In: Economics
Match the following terms to the definition that best describes the term.
___ Skimming pricing
___ Distribution
___ Retailers
___ Demand-based pricing
___ Target costing
___ Prestige pricing
___ Odd-even pricing
___ Penetration pricing
___ Cost-based pricing
___ Wholesalers
___ Supply chain
Pricing strategy that determines how much to invest in a product by figuring out how much customers will pay and subtracting an amount for profit.
Practice of pricing products a few cents (or dollars) under an even number.
Pricing strategy in which the seller charges a low price on a new product to discourage competition and gain market share.
Intermediaries who buy goods from suppliers and sell them to businesses that will either resell or use them.
Flow that begins with the purchase of raw materials and ends in the sale of a finished product to an end user.

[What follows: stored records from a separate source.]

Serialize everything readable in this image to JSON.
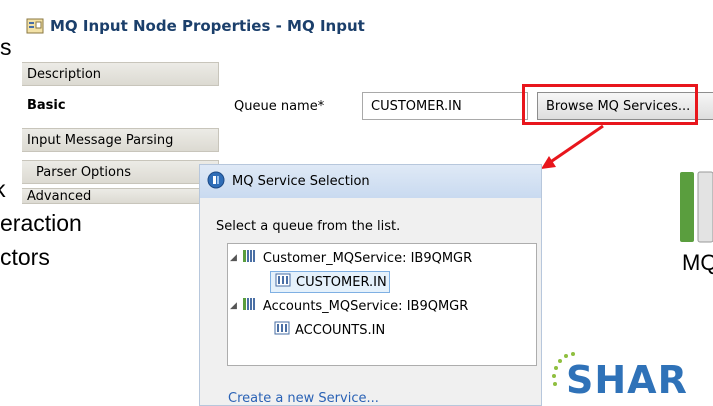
{
  "window": {
    "title": "MQ Input Node Properties - MQ Input"
  },
  "slide_fragments": {
    "line1": "s",
    "line2": "k",
    "line3": "eraction",
    "line4": "ctors"
  },
  "sidebar": {
    "items": [
      {
        "label": "Description"
      },
      {
        "label": "Basic"
      },
      {
        "label": "Input Message Parsing"
      },
      {
        "label": "Parser Options"
      },
      {
        "label": "Advanced"
      }
    ]
  },
  "basic": {
    "queue_label": "Queue name*",
    "queue_value": "CUSTOMER.IN",
    "browse_label": "Browse MQ Services..."
  },
  "dialog": {
    "title": "MQ Service Selection",
    "instruction": "Select a queue from the list.",
    "tree": [
      {
        "label": "Customer_MQService: IB9QMGR"
      },
      {
        "label": "CUSTOMER.IN"
      },
      {
        "label": "Accounts_MQService: IB9QMGR"
      },
      {
        "label": "ACCOUNTS.IN"
      }
    ],
    "create_link": "Create a new Service..."
  },
  "background_logo": {
    "mq_text": "MQ",
    "share_text": "SHAR"
  },
  "colors": {
    "highlight": "#e8161c",
    "title_text": "#1b3f6b",
    "link": "#2a62b5",
    "share_blue": "#2f72b8",
    "mq_green": "#5a9e3e"
  }
}
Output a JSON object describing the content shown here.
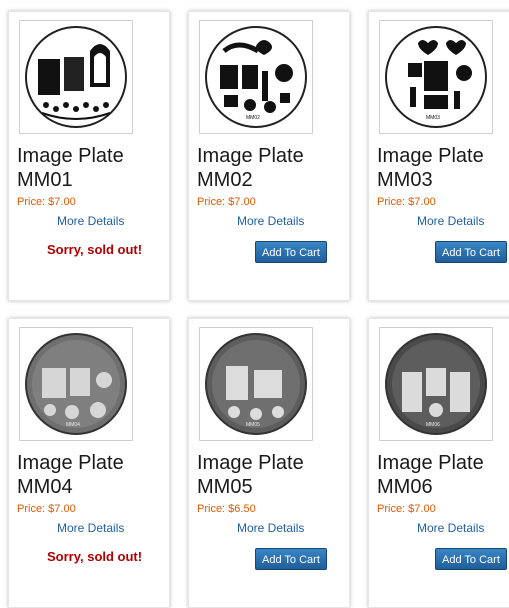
{
  "products": [
    {
      "title_line1": "Image Plate",
      "title_line2": "MM01",
      "price": "Price: $7.00",
      "details": "More Details",
      "status": "Sorry, sold out!",
      "plate_code": "MM01",
      "plate_theme": "dark",
      "watermark": "MessyMansion.com",
      "icon": "stamping-plate-icon"
    },
    {
      "title_line1": "Image Plate",
      "title_line2": "MM02",
      "price": "Price: $7.00",
      "details": "More Details",
      "cart_label": "Add To Cart",
      "plate_code": "MM02",
      "plate_theme": "light",
      "watermark": "MessyMansion.com.au",
      "icon": "stamping-plate-icon"
    },
    {
      "title_line1": "Image Plate",
      "title_line2": "MM03",
      "price": "Price: $7.00",
      "details": "More Details",
      "cart_label": "Add To Cart",
      "plate_code": "MM03",
      "plate_theme": "light",
      "watermark": "MessyMansion.com.au",
      "icon": "stamping-plate-icon"
    },
    {
      "title_line1": "Image Plate",
      "title_line2": "MM04",
      "price": "Price: $7.00",
      "details": "More Details",
      "status": "Sorry, sold out!",
      "plate_code": "MM04",
      "plate_theme": "metal",
      "watermark": "",
      "icon": "stamping-plate-icon"
    },
    {
      "title_line1": "Image Plate",
      "title_line2": "MM05",
      "price": "Price: $6.50",
      "details": "More Details",
      "cart_label": "Add To Cart",
      "plate_code": "MM05",
      "plate_theme": "metal",
      "watermark": "",
      "icon": "stamping-plate-icon"
    },
    {
      "title_line1": "Image Plate",
      "title_line2": "MM06",
      "price": "Price: $7.00",
      "details": "More Details",
      "cart_label": "Add To Cart",
      "plate_code": "MM06",
      "plate_theme": "metal",
      "watermark": "",
      "icon": "stamping-plate-icon"
    }
  ],
  "colors": {
    "price": "#e05a00",
    "link": "#1f5fa6",
    "soldout": "#b20000",
    "button": "#2d74b4"
  }
}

Pricing strategy in which a seller generates early profits by starting off charging the highest price customers will pay.
Intermediaries who buy goods from producers and sell them to consumers.

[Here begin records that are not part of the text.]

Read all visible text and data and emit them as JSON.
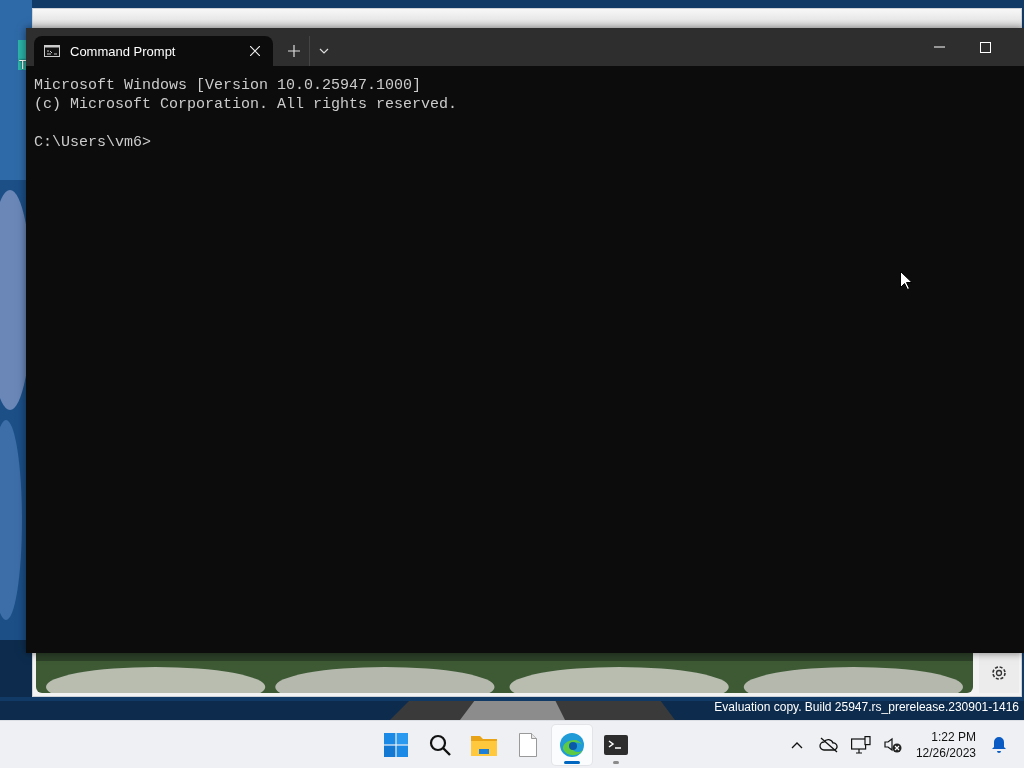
{
  "desktop": {
    "icon_label": "T",
    "watermark": "Evaluation copy. Build 25947.rs_prerelease.230901-1416"
  },
  "terminal": {
    "tabs": [
      {
        "title": "Command Prompt",
        "selected": true
      }
    ],
    "output": [
      "Microsoft Windows [Version 10.0.25947.1000]",
      "(c) Microsoft Corporation. All rights reserved."
    ],
    "prompt": "C:\\Users\\vm6>"
  },
  "taskbar": {
    "apps": [
      {
        "kind": "start",
        "selected": false,
        "running": false
      },
      {
        "kind": "search",
        "selected": false,
        "running": false
      },
      {
        "kind": "explorer",
        "selected": false,
        "running": false
      },
      {
        "kind": "notepad",
        "selected": false,
        "running": false
      },
      {
        "kind": "edge",
        "selected": true,
        "running": true
      },
      {
        "kind": "terminal",
        "selected": false,
        "running": true
      }
    ],
    "clock": {
      "time": "1:22 PM",
      "date": "12/26/2023"
    }
  }
}
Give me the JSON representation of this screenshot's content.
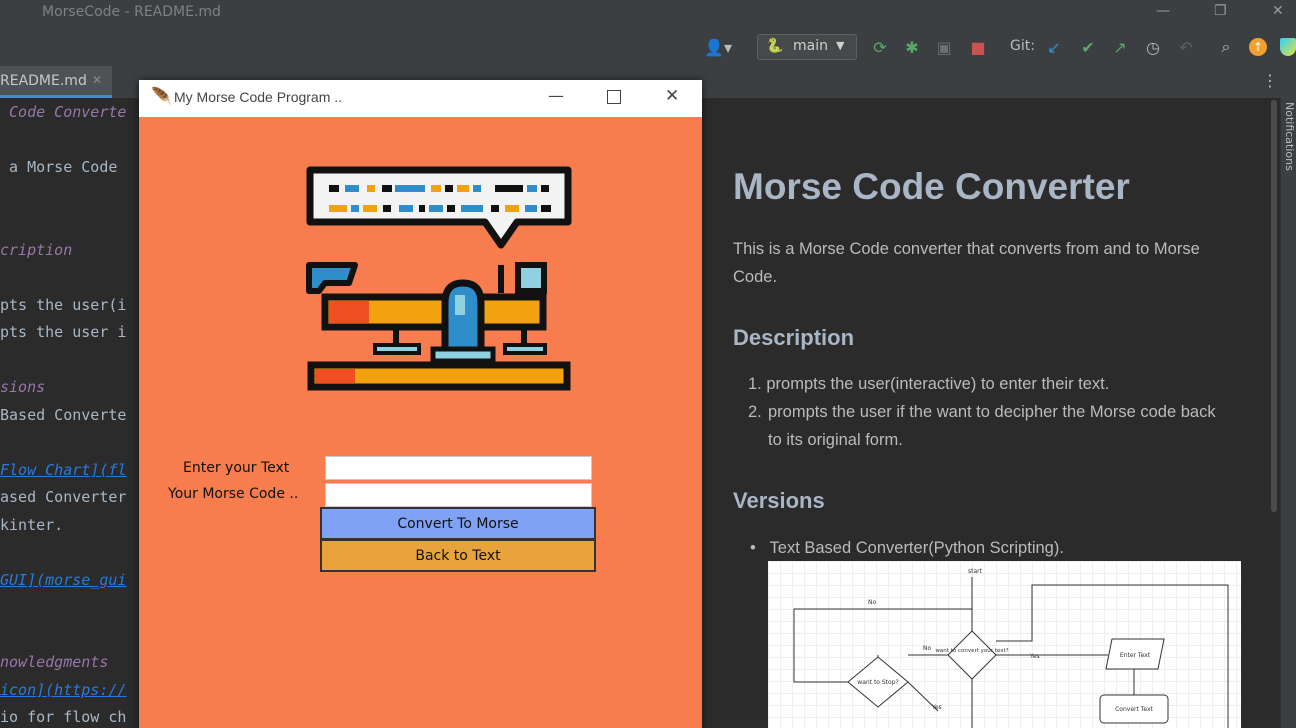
{
  "ide": {
    "window_title": "MorseCode - README.md",
    "branch": "main",
    "git_label": "Git:",
    "tab_label": "README.md",
    "notifications_label": "Notifications"
  },
  "editor_lines": [
    {
      "text": " Code Converte",
      "color": "#9876aa",
      "italic": true
    },
    {
      "text": "",
      "color": "#a9b7c6"
    },
    {
      "text": " a Morse Code ",
      "color": "#a9b7c6"
    },
    {
      "text": "",
      "color": "#a9b7c6"
    },
    {
      "text": "",
      "color": "#a9b7c6"
    },
    {
      "text": "cription",
      "color": "#9876aa",
      "italic": true
    },
    {
      "text": "",
      "color": "#a9b7c6"
    },
    {
      "text": "pts the user(i",
      "color": "#a9b7c6"
    },
    {
      "text": "pts the user i",
      "color": "#a9b7c6"
    },
    {
      "text": "",
      "color": "#a9b7c6"
    },
    {
      "text": "sions",
      "color": "#9876aa",
      "italic": true
    },
    {
      "text": "Based Converte",
      "color": "#a9b7c6"
    },
    {
      "text": "",
      "color": "#a9b7c6"
    },
    {
      "text": "Flow Chart](fl",
      "color": "#287bde",
      "italic": true
    },
    {
      "text": "ased Converter",
      "color": "#a9b7c6"
    },
    {
      "text": "kinter.",
      "color": "#a9b7c6"
    },
    {
      "text": "",
      "color": "#a9b7c6"
    },
    {
      "text": "GUI](morse_gui",
      "color": "#287bde",
      "italic": true
    },
    {
      "text": "",
      "color": "#a9b7c6"
    },
    {
      "text": "",
      "color": "#a9b7c6"
    },
    {
      "text": "nowledgments",
      "color": "#9876aa",
      "italic": true
    },
    {
      "text": "icon](https://",
      "color": "#287bde",
      "italic": true
    },
    {
      "text": "io for flow ch",
      "color": "#a9b7c6"
    }
  ],
  "preview": {
    "title": "Morse Code Converter",
    "intro": "This is a Morse Code converter that converts from and to Morse Code.",
    "description_heading": "Description",
    "description_items": [
      "prompts the user(interactive) to enter their text.",
      "prompts the user if the want to decipher the Morse code back to its original form."
    ],
    "versions_heading": "Versions",
    "versions_items": [
      "Text Based Converter(Python Scripting)."
    ],
    "flowchart": {
      "start": "start",
      "no_label": "No",
      "no_label_2": "No",
      "yes_label": "Yes",
      "yes_label_2": "Yes",
      "want_to_convert": "want to convert your text?",
      "want_to_stop": "want to Stop?",
      "enter_text": "Enter Text",
      "convert_text": "Convert Text"
    }
  },
  "app": {
    "title": "My Morse Code Program ..",
    "enter_text_label": "Enter your Text",
    "morse_label": "Your Morse Code ..",
    "enter_text_value": "",
    "morse_value": "",
    "convert_button": "Convert To Morse",
    "back_button": "Back to Text",
    "colors": {
      "background": "#f77d4e",
      "convert_button": "#7fa2f5",
      "back_button": "#e8a33c"
    }
  }
}
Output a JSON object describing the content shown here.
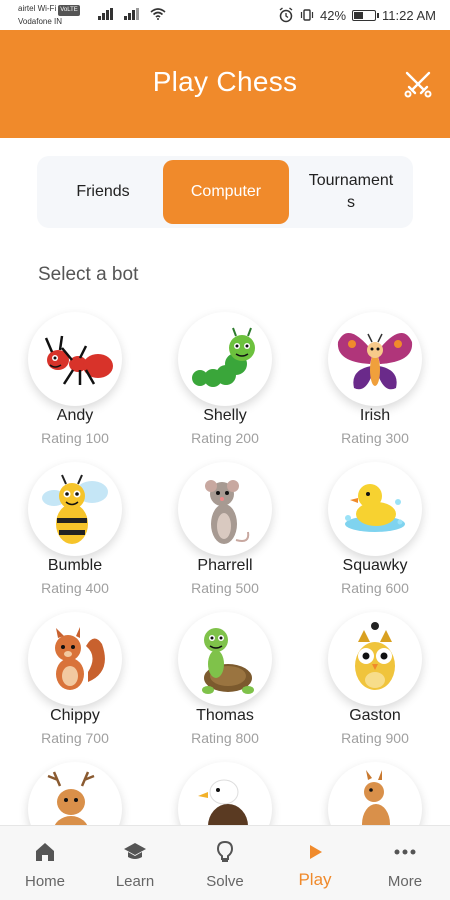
{
  "status_bar": {
    "carrier_line1": "airtel Wi-Fi",
    "carrier_badge": "VoLTE",
    "carrier_line2": "Vodafone IN",
    "battery_text": "42%",
    "battery_level": 0.42,
    "time": "11:22 AM"
  },
  "header": {
    "title": "Play Chess",
    "icon": "crossed-swords-icon"
  },
  "tabs": {
    "friends": "Friends",
    "computer": "Computer",
    "tournaments": "Tournament\ns",
    "active": "computer"
  },
  "section_label": "Select a bot",
  "bots": [
    {
      "name": "Andy",
      "rating": "Rating 100",
      "icon": "ant-icon"
    },
    {
      "name": "Shelly",
      "rating": "Rating 200",
      "icon": "caterpillar-icon"
    },
    {
      "name": "Irish",
      "rating": "Rating 300",
      "icon": "butterfly-icon"
    },
    {
      "name": "Bumble",
      "rating": "Rating 400",
      "icon": "bee-icon"
    },
    {
      "name": "Pharrell",
      "rating": "Rating 500",
      "icon": "mouse-icon"
    },
    {
      "name": "Squawky",
      "rating": "Rating 600",
      "icon": "duck-icon"
    },
    {
      "name": "Chippy",
      "rating": "Rating 700",
      "icon": "squirrel-icon"
    },
    {
      "name": "Thomas",
      "rating": "Rating 800",
      "icon": "turtle-icon"
    },
    {
      "name": "Gaston",
      "rating": "Rating 900",
      "icon": "owl-icon"
    },
    {
      "icon": "deer-icon"
    },
    {
      "icon": "eagle-icon"
    },
    {
      "icon": "kangaroo-icon"
    }
  ],
  "bottom_nav": [
    {
      "label": "Home",
      "icon": "home-icon"
    },
    {
      "label": "Learn",
      "icon": "graduation-cap-icon"
    },
    {
      "label": "Solve",
      "icon": "lightbulb-icon"
    },
    {
      "label": "Play",
      "icon": "play-icon",
      "active": true
    },
    {
      "label": "More",
      "icon": "more-dots-icon"
    }
  ],
  "colors": {
    "accent": "#f08a2b",
    "rating_text": "#a0a0a0"
  }
}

Pricing strategy that bases the price of a product on how much people are willing to pay for it.
All activities involved in getting the right quantity of a product to the right customer at the right time and at a reasonable cost.
Pricing strategy that bases the selling price of a product on its cost plus a reasonable profit.

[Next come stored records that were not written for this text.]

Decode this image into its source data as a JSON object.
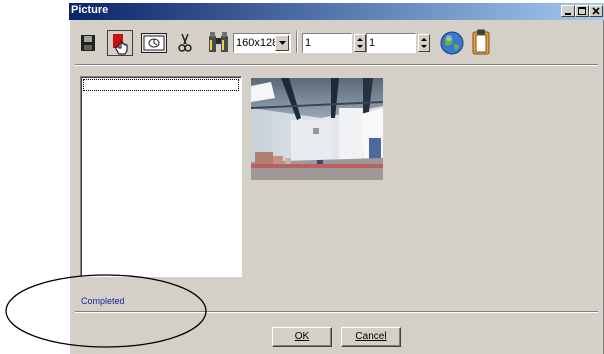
{
  "window": {
    "title": "Picture",
    "controls": [
      "minimize-icon",
      "maximize-icon",
      "close-icon"
    ]
  },
  "toolbar": {
    "icons": [
      "save-icon",
      "capture-icon",
      "camera-view-icon",
      "cut-icon",
      "binoculars-icon"
    ],
    "resolution": {
      "selected": "160x128"
    },
    "field_a": {
      "value": "1"
    },
    "field_b": {
      "value": "1"
    },
    "extra_icons": [
      "globe-icon",
      "clipboard-icon"
    ]
  },
  "status": {
    "text": "Completed"
  },
  "buttons": {
    "ok": "OK",
    "cancel": "Cancel"
  },
  "colors": {
    "title_bar_start": "#0a246a",
    "title_bar_end": "#a6caf0",
    "dialog_bg": "#d4d0c8",
    "status_text": "#1a1aa8"
  }
}
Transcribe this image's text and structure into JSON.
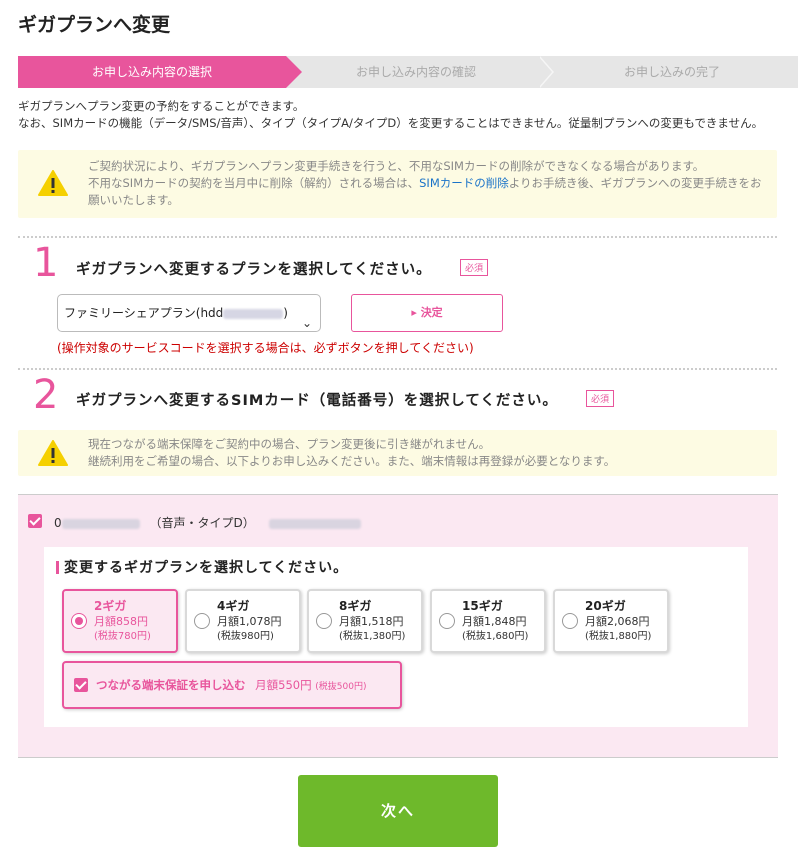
{
  "page": {
    "title": "ギガプランへ変更"
  },
  "steps": [
    {
      "label": "お申し込み内容の選択"
    },
    {
      "label": "お申し込み内容の確認"
    },
    {
      "label": "お申し込みの完了"
    }
  ],
  "intro": {
    "line1": "ギガプランへプラン変更の予約をすることができます。",
    "line2": "なお、SIMカードの機能（データ/SMS/音声）、タイプ（タイプA/タイプD）を変更することはできません。従量制プランへの変更もできません。"
  },
  "warning1": {
    "line1": "ご契約状況により、ギガプランへプラン変更手続きを行うと、不用なSIMカードの削除ができなくなる場合があります。",
    "line2_pre": "不用なSIMカードの契約を当月中に削除（解約）される場合は、",
    "link": "SIMカードの削除",
    "line2_post": "よりお手続き後、ギガプランへの変更手続きをお",
    "line3": "願いいたします。"
  },
  "section1": {
    "number": "1",
    "title": "ギガプランへ変更するプランを選択してください。",
    "required": "必須",
    "select_value": "ファミリーシェアプラン(hdd",
    "select_value_end": ")",
    "decide_label": "決定",
    "note": "(操作対象のサービスコードを選択する場合は、必ずボタンを押してください)"
  },
  "section2": {
    "number": "2",
    "title": "ギガプランへ変更するSIMカード（電話番号）を選択してください。",
    "required": "必須"
  },
  "warning2": {
    "line1": "現在つながる端末保障をご契約中の場合、プラン変更後に引き継がれません。",
    "line2": "継続利用をご希望の場合、以下よりお申し込みください。また、端末情報は再登録が必要となります。"
  },
  "sim": {
    "number_prefix": "0",
    "type": "（音声・タイプD）"
  },
  "plan_select": {
    "title": "変更するギガプランを選択してください。",
    "plans": [
      {
        "name": "2ギガ",
        "price": "月額858円",
        "tax": "(税抜780円)",
        "selected": true
      },
      {
        "name": "4ギガ",
        "price": "月額1,078円",
        "tax": "(税抜980円)",
        "selected": false
      },
      {
        "name": "8ギガ",
        "price": "月額1,518円",
        "tax": "(税抜1,380円)",
        "selected": false
      },
      {
        "name": "15ギガ",
        "price": "月額1,848円",
        "tax": "(税抜1,680円)",
        "selected": false
      },
      {
        "name": "20ギガ",
        "price": "月額2,068円",
        "tax": "(税抜1,880円)",
        "selected": false
      }
    ],
    "guarantee": {
      "label": "つながる端末保証を申し込む",
      "price": "月額550円",
      "tax": "(税抜500円)"
    }
  },
  "next_label": "次へ",
  "colors": {
    "accent": "#e8559c",
    "green": "#6eb92b",
    "warn_bg": "#fdfbe3",
    "sim_bg": "#fbe8f2",
    "error": "#cc0000",
    "link": "#1a73c8"
  }
}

Practice of setting a price artificially high to foster the impression that it is a product of high quality.
Skimming Price-Pricing strategy in which a seller generates early profits by starting off charging the highest price customers will pay.
Distribution-All activities involved in getting the right quantity of a product to the right customer at the right time and at a reasonable cost.
Retailers-Intermediaries who buy goods from producers and sell them to consumers.
Demand Based Pricing-Pricing strategy that bases the price of a product on how much people are willing to pay for it.
Target Costing-Pricing strategy that determines how much to invest in a product by figuring out how much customers will pay and subtracting an amount for profit.
Prestige Pricing-Practice of setting a price artificially high to foster the impression that it is a product of high quality.
Odd even pricing-Practice of pricing products a few cents (or dollars) under an even number.
Penetration pricing-Pricing strategy in which the seller charges a low price on a new product to discourage competition and gain market share.
Cost based pricing-Pricing strategy that bases the selling price of a product on its cost plus a reasonable profit.
Wholesalers-Intermediaries who buy goods from suppliers and sell them to businesses that will either resell or use them.
Supply chain-Flow that begins with the purchase of raw materials and ends in the sale of a finished product to an end user.